The preparation of monodisperse polymer (polydopamine, PDA) capsules by a one‐step interfacial polymerization of dopamine onto dimethyldiethoxysilane (DMDES) emulsion droplets and removal of the DMDES templates with ethanol is reported. The diameters of the PDA capsules can be tailored from 400 nm to 2.4 µm by varying either the DMDES emulsion condensation time or the emulsion concentration used for templating. Further, capsules with defined nanometer‐scale shell thicknesses (ranging from ～10 to 30 nm) can be prepared by adjusting the emulsion concentration.

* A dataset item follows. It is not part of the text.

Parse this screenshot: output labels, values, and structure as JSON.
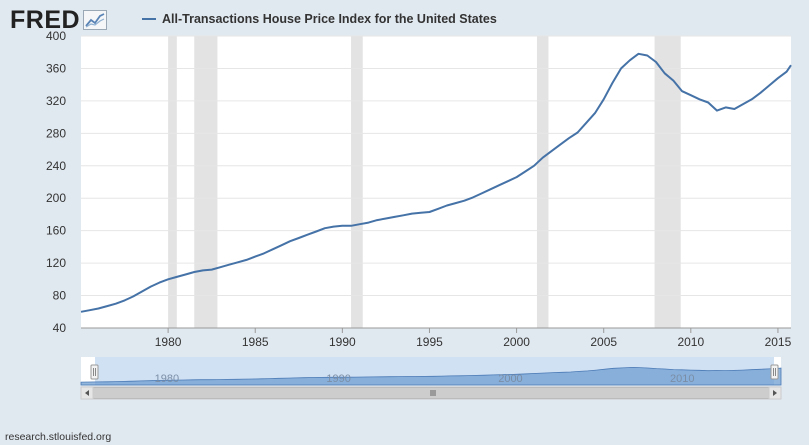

This shell thickness can be increased by repeated interfacial polymerization of dopamine, with three cycles yielding capsules with a shell thickness of up to 140 nm (for a 0.6% v/v suspension). Functional substances, such as organically stabilized magnetic (Fe₃O₄) nanoparticles, quantum dots (CdSe/CdS), and hydrophobic drugs (thiocoraline), can be preloaded in the emulsion droplets, and following PDA coating and DMDES removal, these materials remain encapsulated in the polymer capsules. All of the unloaded and loaded PDA capsules are monodisperse and do not aggregate. This work provides new avenues for the preparation of polymer capsules with defined size and shell thickness and for the encapsulation of a range of hydrophobic substances.